Homotopy type theory (HoTT) and Cubical type theory (CubicalTT) have been used to formalize foundations of mathematics, and have inspired extensions to Coq such as SProp.
However, demonstrated applications of HoTT and CubicalTT in regular verification tasks, such as for program verification, are to my knowledge few (e.g., SQL rewriting, patch theory, encoding pi-calculus, and probabilistic programming), and the general extent to which univalence increases the productivity of proof engineers is unknown.
Based on a discussion with @spitters on Coq’s Gitter, I would like to raise the issue of finding relevant benchmarks and case studies for comparing verification using vanilla Coq (pCUIC), HoTT for Coq, and Cubical Agda.
Interesting hard measures to compare include:
- lines of spec code
- lines of proof script code
- effort to complete in person hours
Softer measures such as reusability, comprehensibility, extendability could also be considered.

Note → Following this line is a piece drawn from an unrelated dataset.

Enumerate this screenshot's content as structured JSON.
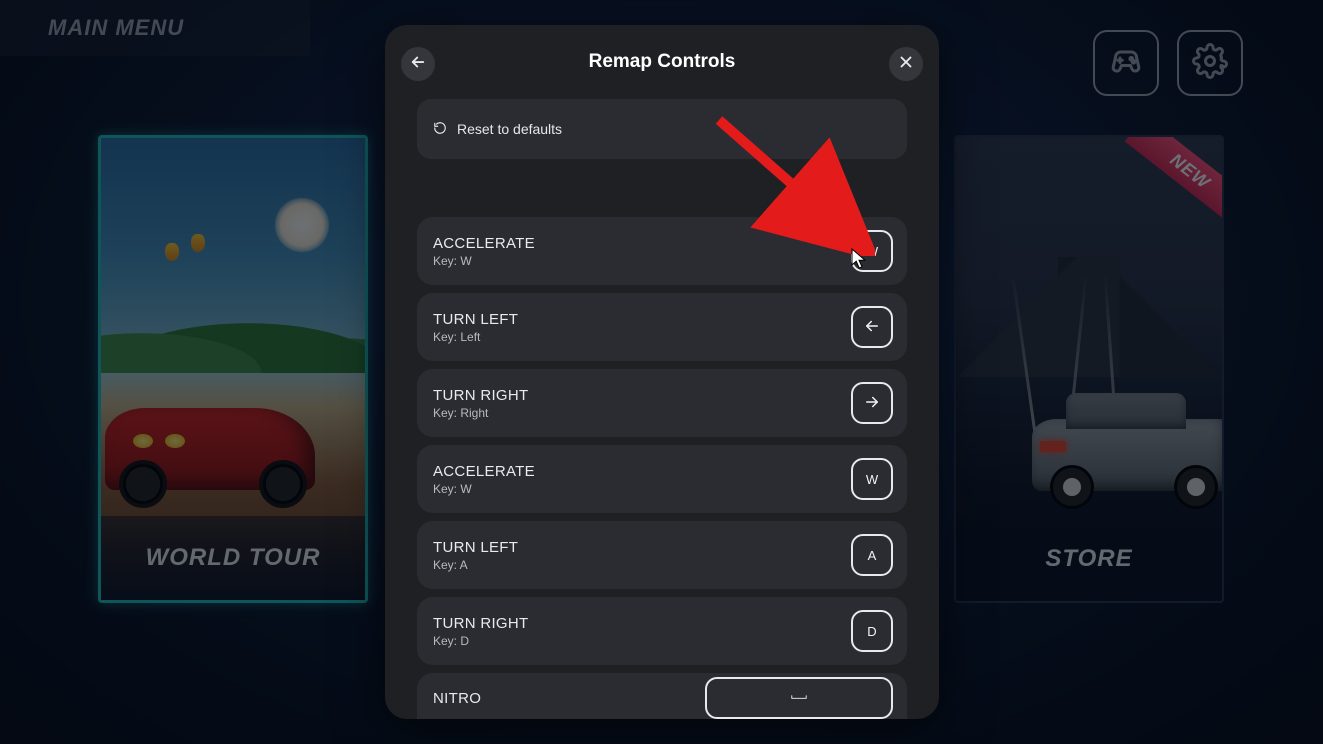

Here are some candidates for benchmarks:
- correctness of abstract data type implementations and algorithms from Okasaki’s book Purely Functional Data Structures (several of these have already been done for HOL4 in CakeML)
- definitions and (category) theory from the book Algebra of Programming by Bird and de Moor (some of this has already been done in plain Agda)

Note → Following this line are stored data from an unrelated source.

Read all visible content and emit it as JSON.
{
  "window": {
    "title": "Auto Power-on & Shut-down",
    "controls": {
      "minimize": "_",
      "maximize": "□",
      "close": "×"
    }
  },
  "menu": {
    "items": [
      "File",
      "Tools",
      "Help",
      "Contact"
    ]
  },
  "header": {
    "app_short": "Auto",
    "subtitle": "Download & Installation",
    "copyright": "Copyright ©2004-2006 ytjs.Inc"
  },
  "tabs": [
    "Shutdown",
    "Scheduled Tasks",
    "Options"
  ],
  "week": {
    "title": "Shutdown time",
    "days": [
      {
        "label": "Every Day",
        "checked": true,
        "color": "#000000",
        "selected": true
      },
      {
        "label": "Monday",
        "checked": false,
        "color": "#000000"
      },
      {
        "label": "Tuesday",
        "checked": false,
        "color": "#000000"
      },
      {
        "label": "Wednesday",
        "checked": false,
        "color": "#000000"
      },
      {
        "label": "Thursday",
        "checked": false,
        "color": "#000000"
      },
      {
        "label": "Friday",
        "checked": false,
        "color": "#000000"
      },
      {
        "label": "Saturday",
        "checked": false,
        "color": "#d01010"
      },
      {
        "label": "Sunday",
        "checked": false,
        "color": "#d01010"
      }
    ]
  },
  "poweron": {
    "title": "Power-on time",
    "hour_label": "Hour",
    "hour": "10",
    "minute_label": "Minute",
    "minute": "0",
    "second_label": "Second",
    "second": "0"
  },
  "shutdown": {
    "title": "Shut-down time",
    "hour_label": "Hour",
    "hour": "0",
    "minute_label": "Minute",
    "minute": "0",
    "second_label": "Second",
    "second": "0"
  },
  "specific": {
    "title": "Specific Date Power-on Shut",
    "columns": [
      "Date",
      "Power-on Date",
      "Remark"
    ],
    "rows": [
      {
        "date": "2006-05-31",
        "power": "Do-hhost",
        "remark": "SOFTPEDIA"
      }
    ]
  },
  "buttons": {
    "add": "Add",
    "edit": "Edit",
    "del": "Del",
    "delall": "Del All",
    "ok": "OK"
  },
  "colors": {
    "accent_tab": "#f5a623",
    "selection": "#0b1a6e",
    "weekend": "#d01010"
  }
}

- metatheory and examples for some powerful modal logic, such as the modal ÎĽ-calculus, e.g., as presented by Bradfield and Stirling
The comparison approach could be similar to a code golfing competition, i.e., the goal is to get definitions and proofs that are as elegant and short as possible.
The literature contains many comparisons of different systems for specific verification tasks that can provide inspiration, e.g., correctness of a graph algorithm by Tarjan in Coq, Why3, and Isabelle/HOL.